Geometric Frustration Assisted Kinetic Ferromagnetism in Doped Mott Insulators

TL;DR

This paper uncovers a microscopic mechanism for itinerant ferromagnetism in doped Mott insulators on frustrated triangular lattices, highlighting the role of doublon-singlon exchange at intermediate coupling and finite doping.

Contribution

It introduces a detailed analysis of the microscopic processes driving ferromagnetism in doped Mott insulators on frustrated lattices, combining DMRG and mean-field methods.

Findings

Ferromagnetism appears at intermediate coupling near 50% doping.

Doublon-singlon exchange drives the fully polarized ferromagnetism.
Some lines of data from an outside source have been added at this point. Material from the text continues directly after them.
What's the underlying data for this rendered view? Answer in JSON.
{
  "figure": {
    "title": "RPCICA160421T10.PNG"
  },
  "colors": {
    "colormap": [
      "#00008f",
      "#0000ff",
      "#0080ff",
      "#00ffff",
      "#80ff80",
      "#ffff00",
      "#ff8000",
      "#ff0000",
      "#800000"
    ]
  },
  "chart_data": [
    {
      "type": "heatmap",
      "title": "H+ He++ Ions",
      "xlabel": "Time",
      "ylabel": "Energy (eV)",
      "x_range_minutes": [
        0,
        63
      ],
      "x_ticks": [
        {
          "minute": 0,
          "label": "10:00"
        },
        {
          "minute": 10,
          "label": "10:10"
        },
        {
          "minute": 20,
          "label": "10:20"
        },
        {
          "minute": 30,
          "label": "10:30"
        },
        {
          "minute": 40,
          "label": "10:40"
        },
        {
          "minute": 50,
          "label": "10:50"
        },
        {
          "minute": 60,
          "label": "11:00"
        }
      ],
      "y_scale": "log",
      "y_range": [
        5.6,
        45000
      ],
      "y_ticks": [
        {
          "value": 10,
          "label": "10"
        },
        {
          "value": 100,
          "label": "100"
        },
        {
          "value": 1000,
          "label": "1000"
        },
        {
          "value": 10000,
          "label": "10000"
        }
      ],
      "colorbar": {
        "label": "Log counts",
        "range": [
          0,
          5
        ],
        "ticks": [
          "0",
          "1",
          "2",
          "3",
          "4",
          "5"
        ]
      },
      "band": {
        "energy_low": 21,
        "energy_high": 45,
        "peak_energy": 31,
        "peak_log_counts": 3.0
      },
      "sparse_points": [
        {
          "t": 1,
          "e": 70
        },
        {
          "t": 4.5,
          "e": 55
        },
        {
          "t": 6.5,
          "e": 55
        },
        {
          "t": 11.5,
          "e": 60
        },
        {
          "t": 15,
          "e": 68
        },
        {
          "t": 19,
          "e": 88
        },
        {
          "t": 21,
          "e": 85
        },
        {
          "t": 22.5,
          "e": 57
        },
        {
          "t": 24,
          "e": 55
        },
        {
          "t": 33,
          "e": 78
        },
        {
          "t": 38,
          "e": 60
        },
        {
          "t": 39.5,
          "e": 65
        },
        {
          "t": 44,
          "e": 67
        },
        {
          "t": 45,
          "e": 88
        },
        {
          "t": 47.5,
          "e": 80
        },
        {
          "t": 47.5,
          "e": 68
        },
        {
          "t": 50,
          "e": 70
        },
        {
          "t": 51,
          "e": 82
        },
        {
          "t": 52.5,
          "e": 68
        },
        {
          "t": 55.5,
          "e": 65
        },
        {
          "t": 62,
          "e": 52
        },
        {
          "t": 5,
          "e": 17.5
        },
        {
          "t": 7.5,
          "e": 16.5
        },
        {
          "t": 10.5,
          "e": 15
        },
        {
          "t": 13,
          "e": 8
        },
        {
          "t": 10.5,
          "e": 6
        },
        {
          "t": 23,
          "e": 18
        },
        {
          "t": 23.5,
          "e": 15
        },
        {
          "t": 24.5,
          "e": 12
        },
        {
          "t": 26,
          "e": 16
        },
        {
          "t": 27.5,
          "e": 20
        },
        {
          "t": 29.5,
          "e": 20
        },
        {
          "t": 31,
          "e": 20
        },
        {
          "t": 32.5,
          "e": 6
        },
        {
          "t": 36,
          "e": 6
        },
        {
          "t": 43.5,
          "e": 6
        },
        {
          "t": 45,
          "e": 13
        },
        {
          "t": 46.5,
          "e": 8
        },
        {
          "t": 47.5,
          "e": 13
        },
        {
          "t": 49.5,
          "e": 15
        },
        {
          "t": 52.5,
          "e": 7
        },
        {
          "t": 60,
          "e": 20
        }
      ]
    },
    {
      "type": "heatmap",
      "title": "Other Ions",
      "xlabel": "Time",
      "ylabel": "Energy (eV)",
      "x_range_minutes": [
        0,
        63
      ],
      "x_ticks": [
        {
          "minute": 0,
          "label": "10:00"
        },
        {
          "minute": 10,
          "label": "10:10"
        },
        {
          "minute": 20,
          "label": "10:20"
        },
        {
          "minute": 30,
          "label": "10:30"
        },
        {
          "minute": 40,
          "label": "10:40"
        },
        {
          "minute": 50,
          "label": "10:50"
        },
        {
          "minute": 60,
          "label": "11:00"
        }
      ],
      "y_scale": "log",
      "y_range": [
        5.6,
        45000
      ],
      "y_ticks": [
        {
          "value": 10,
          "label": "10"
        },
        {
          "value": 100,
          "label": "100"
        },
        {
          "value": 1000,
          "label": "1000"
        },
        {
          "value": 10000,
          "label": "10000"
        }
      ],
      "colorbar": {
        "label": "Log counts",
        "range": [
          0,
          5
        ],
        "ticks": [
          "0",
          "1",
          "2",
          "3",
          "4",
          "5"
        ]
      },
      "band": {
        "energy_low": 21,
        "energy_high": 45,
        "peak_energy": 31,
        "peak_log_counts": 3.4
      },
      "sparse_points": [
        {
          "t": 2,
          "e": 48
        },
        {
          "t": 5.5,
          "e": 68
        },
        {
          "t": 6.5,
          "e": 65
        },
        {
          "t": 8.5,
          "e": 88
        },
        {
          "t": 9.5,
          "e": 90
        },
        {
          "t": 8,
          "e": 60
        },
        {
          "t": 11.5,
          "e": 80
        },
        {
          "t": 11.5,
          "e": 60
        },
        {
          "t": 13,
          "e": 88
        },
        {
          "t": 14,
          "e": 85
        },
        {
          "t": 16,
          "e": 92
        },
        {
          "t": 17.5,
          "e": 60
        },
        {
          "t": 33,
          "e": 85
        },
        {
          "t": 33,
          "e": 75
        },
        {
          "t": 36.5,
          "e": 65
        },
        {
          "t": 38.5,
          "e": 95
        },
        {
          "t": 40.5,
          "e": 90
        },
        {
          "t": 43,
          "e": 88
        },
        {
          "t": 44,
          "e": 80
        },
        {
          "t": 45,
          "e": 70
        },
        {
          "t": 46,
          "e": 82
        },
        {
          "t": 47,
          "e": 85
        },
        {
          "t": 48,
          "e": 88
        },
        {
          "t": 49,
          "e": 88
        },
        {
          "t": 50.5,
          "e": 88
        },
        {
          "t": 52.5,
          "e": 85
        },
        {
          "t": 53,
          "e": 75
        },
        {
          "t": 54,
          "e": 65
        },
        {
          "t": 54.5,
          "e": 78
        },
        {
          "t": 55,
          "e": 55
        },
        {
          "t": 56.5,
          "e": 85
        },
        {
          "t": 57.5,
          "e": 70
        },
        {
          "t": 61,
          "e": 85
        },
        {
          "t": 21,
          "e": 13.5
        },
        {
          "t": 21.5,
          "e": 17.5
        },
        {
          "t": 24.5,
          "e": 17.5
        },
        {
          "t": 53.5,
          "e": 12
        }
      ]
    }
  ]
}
Ferromagnetism persists under magnetic anisotropy.

Abstract

Understanding ferromagnetism mechanism in doped Mott insulators on frustrated lattices remains challenging at intermediate coupling and finite doping. Here, we study the itinerant ferromagnetism and propose its mechanism in doped Mott insulators on a geometrically frustrated triangular lattice. Using large-scale density matrix renormalization group (DMRG) and unrestricted Hartree-Fock mean-field methods, we reveal that itinerant ferromagnetism appears at intermediate coupling ($10\lesssim U\ll\infty$) near 50% electron doping in the triangular-lattice Hubbard model. By analyzing all microscopic hopping processes, we find that doublon-singlon exchange alone drives the fully polarized ferromagnetism and uncovers the particle-hole asymmetry. We also establish the magnetic phase diagram and compare local spin correlations with recent experiments. Random phase approximation and DMRG calculations consistently confirm that the ferromagnetism persists when $SU(2)$ symmetry is explicitly broken by magnetic anisotropy. These results clarify a microscopic route to itinerant ferromagnetism at intermediate coupling and finite doping in doped Mott insulators.